Students say it’s not uncommon to receive campaign mobile text messages and emails targeting them for their religious affiliation.
“During elections, you can feel the tension building up between students,” says Kabalan. “And since our political alliances are greatly based on sectarian identities, you feel that students on that day tend to identify with people of the same sect.”
|Talal Nizameddin says political engagement is positive.|
To make sure these tensions do not get out of hand, every year on election day university security services coordinate with Lebanese military and surround the campuses to prevent any outbreak in violence between students of competing political parties.
They are also there to prevent any potential conflict from spreading to other neighbourhoods.
In 2004, a fight broke out at LAU between members of Amal, a Shia political party, and the Progressive Socialist Party. The army arrested the 10 students involved and the university expelled them.
“The parties tried very hard to bring the students back, but the university stood its ground,” recalls Imad Salamey, an LAU assistant political science professor.
A secularist who sees universities as “trying to teach understanding and tolerance,” Salamey believes that “the political parties are trying to manipulate the situation.”
Interestingly, despite all of the flaws in Lebanon’s student elections, in some ways they are more progressive than those in mainstream politics.
For example, this year St. Joseph University changed to a system of proportional representation, something Lebanon’s regular political system has yet to implement.

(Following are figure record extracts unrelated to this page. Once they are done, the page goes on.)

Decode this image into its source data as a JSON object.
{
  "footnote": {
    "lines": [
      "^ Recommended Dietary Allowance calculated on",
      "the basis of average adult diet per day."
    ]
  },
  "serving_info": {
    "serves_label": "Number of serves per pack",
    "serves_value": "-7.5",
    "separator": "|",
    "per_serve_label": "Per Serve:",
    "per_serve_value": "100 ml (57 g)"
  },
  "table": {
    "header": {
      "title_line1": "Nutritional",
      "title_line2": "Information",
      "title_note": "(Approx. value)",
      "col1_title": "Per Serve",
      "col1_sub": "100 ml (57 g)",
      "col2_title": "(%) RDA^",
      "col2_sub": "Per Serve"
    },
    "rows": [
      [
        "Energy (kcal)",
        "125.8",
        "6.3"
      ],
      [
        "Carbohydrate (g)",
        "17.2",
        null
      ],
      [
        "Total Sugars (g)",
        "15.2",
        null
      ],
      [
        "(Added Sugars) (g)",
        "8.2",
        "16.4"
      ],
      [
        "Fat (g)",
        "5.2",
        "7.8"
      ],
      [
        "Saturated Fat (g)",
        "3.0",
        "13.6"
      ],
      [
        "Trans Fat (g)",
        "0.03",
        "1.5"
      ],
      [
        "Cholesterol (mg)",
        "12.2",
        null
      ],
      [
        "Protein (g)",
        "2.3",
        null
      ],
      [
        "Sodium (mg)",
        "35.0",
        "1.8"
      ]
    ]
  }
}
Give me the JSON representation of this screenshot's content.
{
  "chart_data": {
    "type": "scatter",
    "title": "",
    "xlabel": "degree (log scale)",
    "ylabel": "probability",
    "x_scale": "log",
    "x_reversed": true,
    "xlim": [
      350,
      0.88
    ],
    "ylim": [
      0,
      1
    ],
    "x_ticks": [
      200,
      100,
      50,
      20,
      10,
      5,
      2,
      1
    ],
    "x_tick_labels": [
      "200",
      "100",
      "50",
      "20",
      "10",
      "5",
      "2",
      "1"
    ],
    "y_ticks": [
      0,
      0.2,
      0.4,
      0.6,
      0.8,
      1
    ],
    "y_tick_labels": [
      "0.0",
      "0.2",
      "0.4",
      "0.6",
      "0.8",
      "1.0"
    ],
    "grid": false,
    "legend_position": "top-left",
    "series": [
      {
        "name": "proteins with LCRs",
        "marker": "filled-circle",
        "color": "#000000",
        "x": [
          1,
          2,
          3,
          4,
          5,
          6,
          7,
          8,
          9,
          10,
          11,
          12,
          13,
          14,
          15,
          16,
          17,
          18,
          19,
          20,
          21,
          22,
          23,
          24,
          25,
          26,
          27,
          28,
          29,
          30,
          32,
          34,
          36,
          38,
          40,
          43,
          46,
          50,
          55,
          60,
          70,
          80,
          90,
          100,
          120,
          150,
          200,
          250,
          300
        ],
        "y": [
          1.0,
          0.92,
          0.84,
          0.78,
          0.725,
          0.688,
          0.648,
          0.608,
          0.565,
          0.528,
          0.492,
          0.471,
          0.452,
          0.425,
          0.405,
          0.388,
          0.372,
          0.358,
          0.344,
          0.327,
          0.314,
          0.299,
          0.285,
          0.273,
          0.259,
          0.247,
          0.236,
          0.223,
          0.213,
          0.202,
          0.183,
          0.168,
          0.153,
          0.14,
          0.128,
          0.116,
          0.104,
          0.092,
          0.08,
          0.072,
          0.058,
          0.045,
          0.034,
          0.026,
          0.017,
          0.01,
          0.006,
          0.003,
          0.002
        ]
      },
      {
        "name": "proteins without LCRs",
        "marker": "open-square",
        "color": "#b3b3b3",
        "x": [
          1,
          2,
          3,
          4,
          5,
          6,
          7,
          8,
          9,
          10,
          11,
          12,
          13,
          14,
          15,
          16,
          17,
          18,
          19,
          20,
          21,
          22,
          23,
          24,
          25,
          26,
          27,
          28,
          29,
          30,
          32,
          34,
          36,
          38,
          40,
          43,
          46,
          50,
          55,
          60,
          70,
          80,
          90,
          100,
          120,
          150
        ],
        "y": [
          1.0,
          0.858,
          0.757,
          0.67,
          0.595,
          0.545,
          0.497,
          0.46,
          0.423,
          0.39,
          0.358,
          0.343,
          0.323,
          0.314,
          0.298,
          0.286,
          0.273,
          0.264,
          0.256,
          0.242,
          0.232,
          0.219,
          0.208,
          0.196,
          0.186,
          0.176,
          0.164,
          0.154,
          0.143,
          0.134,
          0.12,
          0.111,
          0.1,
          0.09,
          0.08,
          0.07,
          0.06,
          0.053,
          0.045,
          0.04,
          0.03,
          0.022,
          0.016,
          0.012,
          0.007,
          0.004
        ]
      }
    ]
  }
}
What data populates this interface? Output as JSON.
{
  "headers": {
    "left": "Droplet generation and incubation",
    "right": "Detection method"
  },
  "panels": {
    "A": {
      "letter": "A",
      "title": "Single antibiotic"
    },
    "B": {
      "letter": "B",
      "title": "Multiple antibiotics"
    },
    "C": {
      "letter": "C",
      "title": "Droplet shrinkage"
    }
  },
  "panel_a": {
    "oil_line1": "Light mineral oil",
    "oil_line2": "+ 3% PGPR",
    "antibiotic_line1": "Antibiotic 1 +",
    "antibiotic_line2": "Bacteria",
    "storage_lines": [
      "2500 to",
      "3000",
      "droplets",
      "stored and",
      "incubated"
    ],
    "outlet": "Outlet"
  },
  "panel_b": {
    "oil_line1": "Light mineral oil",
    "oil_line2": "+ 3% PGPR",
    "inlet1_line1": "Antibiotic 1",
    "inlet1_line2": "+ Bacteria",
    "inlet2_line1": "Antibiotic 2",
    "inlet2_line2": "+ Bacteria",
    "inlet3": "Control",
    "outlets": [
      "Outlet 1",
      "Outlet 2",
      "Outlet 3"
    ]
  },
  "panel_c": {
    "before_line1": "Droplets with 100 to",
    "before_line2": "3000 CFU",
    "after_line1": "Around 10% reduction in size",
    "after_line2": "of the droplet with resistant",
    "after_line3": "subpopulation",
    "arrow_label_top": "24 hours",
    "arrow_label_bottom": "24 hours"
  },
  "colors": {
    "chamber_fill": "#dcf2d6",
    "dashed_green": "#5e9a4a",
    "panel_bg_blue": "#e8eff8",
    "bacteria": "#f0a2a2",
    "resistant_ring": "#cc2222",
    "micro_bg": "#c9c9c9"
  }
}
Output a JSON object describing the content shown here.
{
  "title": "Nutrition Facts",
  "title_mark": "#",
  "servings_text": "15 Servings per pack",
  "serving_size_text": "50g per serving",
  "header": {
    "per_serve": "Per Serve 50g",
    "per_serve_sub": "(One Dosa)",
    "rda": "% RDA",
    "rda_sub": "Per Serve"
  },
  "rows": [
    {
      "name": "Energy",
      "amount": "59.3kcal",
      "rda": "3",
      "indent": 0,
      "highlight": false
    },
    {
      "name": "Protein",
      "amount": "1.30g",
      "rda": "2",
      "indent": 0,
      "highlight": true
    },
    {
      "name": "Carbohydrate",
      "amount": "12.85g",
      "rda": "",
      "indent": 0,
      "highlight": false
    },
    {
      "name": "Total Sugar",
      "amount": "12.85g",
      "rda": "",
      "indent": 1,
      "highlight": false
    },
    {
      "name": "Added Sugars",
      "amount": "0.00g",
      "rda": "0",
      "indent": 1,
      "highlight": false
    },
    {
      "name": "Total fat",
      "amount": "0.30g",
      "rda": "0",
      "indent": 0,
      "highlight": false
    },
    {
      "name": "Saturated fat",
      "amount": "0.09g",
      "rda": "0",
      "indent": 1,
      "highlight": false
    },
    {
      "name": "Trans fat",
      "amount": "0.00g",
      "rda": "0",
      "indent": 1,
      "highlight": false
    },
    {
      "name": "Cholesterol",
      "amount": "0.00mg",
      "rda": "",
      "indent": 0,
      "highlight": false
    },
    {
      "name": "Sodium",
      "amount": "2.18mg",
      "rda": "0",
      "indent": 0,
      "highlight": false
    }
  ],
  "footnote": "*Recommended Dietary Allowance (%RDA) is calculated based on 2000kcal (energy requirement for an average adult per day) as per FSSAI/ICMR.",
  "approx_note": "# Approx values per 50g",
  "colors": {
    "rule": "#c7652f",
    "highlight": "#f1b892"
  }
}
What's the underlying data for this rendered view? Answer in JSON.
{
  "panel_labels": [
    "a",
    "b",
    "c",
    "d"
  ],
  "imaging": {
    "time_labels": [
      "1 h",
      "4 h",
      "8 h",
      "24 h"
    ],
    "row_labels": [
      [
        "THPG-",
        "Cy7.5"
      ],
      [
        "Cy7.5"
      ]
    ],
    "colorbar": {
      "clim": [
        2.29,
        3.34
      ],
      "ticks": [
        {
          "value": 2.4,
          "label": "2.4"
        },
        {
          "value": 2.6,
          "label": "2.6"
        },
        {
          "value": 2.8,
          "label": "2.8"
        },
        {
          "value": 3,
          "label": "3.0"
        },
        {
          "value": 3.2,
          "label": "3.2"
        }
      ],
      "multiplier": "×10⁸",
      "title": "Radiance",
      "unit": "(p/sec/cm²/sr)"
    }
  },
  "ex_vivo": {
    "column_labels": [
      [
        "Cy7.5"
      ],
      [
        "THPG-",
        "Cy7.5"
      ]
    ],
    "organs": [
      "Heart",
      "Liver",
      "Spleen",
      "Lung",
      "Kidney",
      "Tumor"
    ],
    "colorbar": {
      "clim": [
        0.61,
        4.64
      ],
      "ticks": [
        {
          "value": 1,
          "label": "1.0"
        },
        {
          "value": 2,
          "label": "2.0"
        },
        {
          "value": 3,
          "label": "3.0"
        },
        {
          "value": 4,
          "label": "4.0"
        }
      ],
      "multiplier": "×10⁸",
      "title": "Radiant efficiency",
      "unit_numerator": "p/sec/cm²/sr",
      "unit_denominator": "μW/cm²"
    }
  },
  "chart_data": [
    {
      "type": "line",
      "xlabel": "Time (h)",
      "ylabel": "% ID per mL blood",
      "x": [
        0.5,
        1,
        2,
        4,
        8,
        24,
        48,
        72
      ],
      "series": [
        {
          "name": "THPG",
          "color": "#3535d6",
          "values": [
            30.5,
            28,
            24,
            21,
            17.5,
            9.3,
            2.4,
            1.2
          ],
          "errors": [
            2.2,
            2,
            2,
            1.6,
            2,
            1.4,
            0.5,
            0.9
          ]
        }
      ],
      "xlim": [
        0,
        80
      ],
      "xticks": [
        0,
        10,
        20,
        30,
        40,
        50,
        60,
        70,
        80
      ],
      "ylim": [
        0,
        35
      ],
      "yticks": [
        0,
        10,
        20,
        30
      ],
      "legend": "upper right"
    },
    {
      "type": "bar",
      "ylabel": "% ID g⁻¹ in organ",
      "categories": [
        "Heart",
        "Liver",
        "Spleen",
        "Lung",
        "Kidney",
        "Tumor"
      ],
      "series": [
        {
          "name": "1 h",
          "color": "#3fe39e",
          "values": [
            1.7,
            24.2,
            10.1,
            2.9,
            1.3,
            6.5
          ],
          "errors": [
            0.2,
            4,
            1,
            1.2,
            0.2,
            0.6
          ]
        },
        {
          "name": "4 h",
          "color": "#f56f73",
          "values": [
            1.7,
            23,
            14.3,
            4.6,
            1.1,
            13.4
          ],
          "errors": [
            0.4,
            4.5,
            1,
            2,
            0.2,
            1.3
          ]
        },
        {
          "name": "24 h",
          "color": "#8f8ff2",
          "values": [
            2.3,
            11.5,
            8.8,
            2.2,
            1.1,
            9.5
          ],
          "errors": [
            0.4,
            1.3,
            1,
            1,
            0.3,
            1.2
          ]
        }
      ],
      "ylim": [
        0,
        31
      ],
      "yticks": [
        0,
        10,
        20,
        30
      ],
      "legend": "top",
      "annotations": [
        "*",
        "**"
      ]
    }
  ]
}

In addition, this year, even though March 14 won by a landslide, AUB’s independents can boast of having some relative success. In fact, in their Faculty of Medicine, independents won more seats than either of the two coalitions.
Still, independents’ success has still been very limited. This is because they lack the backing of the major political parties that are so familiar to student voters.
Some students question the genuine independence of these candidates, especially in a country where everyone has distinct sectarian and political identities.
But for some people, Lebanon’s intensely polarised student elections aren’t necessarily a bad thing.
“It’s tough. Ultimately, there’s a high participation rate here, and that’s a good thing,” AUB’s associate dean of student affairs Talal Nizameddin points out.
“People feel passionately about who they support, and who are we to stand in the way of the will of the people?”
Also, he says that the election process teaches students skills such as lobbying, organising, deal making and negotiating.
As for the strong influence of Lebanon’s sectarian parties on student elections, Nizameddin says, “Maybe because I’m not an idealistic person, if you look at other countries, do most people really vote on enlightened thinking? I think people try to make enlightened choices.”
But there’s at least one student who sees a day when her compatriots will set aside their ideological differences.
“I hope one day the Lebanese can overcome their sectarian attitudes for the sole purpose of benefiting Lebanon. I’d love to see that change,” says Harb from the LAU student council.
Harb, who hopes to continue her political career after university in Lebanon’s foreign ministry, is already thinking ahead and knows who she is matters as much as what she has achieved.
She said: “If I apply to the foreign ministry, there are only a certain amount of seats allocated to my sect.”